To encourage dependence on renewable energy, governments have enforced Renewable Purchase Obligation (RPO). This requires all electricity distribution licensees to purchase or create a minimum number of renewable energy sources to meet their needs. They can either do this by setting up their own renewable energy plants or outsourcing the requirements from other companies. If somehow, the companies are not able to meet the requirements for RPO, then they can opt to buy Renewable Energy Certificates (REC). Here, the company which produces renewable energy are issued RECs which can be traded with those companies who cannot comply with RPO. The goal is to penalize institutions that refuse to change their methods and force them to upgrade as soon as possible.

In 2020, the government decided to end coal mining monopoly and invited private sectors to bid for auctions. As seen for a boost in employment generation and reduction in import bills, it can be fairly said that Indian economy still depends majorly on fossil energy.

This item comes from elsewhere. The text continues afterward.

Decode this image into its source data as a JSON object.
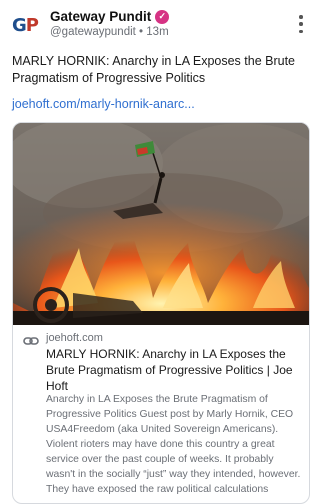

The coal sector was nationalized in 1973, which many believe was a major drawback back then as India became the second-largest importer of coal despite having one of the largest coal reserves in the world.

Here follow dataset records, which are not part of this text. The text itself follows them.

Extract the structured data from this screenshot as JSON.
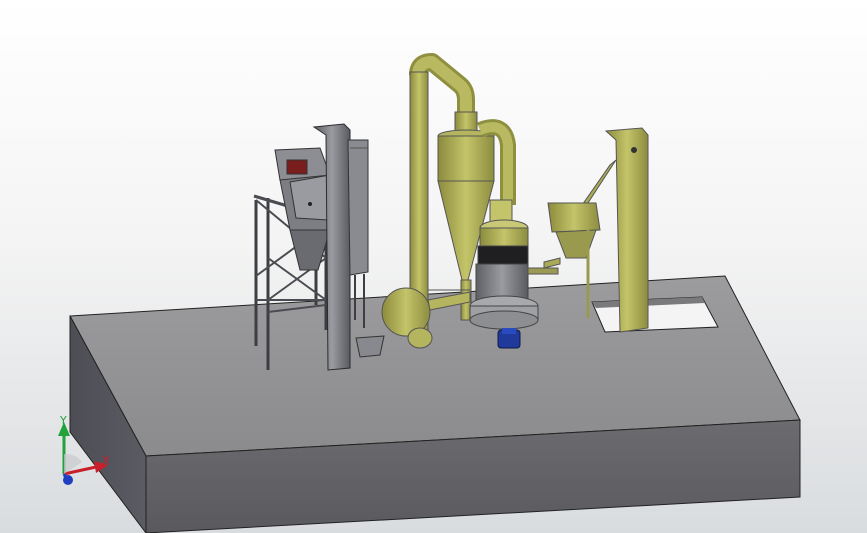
{
  "viewport": {
    "background_top": "#ffffff",
    "background_bottom": "#d9dcdf"
  },
  "model": {
    "platform_color": "#8a8a8c",
    "machine_color": "#a9a957",
    "steel_color": "#6e6f74",
    "motor_color": "#1f3a9a"
  },
  "triad": {
    "x_label": "X",
    "y_label": "Y",
    "x_color": "#c8202a",
    "y_color": "#1fa33a",
    "z_color": "#1d3fc0"
  }
}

As one may say that renewable energy is the key for a healthier future, it can’t be let go unnoticed that a lot of employment solely depends on production of fossil energy. Be it extensive labour or heavy industrial plants. Also, the costs of deploying equipments for capturing green energy have not been very cost-effective (excluding subsidies from government). For industrial purposes, there might be a swift transition in energy production and dependence, but for retail usage, it still needs time.

Due to robust demand and increasing investments in energy sector, government is also looking to diversify production from not only solar and wind energy, but also with Green Hydrogen. It is a process where energy is produced by electrolysis of water. The idea of Green Hydrogen is quite promising, which is why India may soon start implementing it.

From e-commerce companies to big industries, companies have been slowly transforming themselves to minimize the dependence on fuel energy and shift to electric options. From Ola launching electric scooters to Reliance building its green energy facility, India’s shift to green energy is picking up pace with the continued public-partnership ventures. With skilled labour and technological enhancements, India would surely turnaround its energy sector within the next two decades.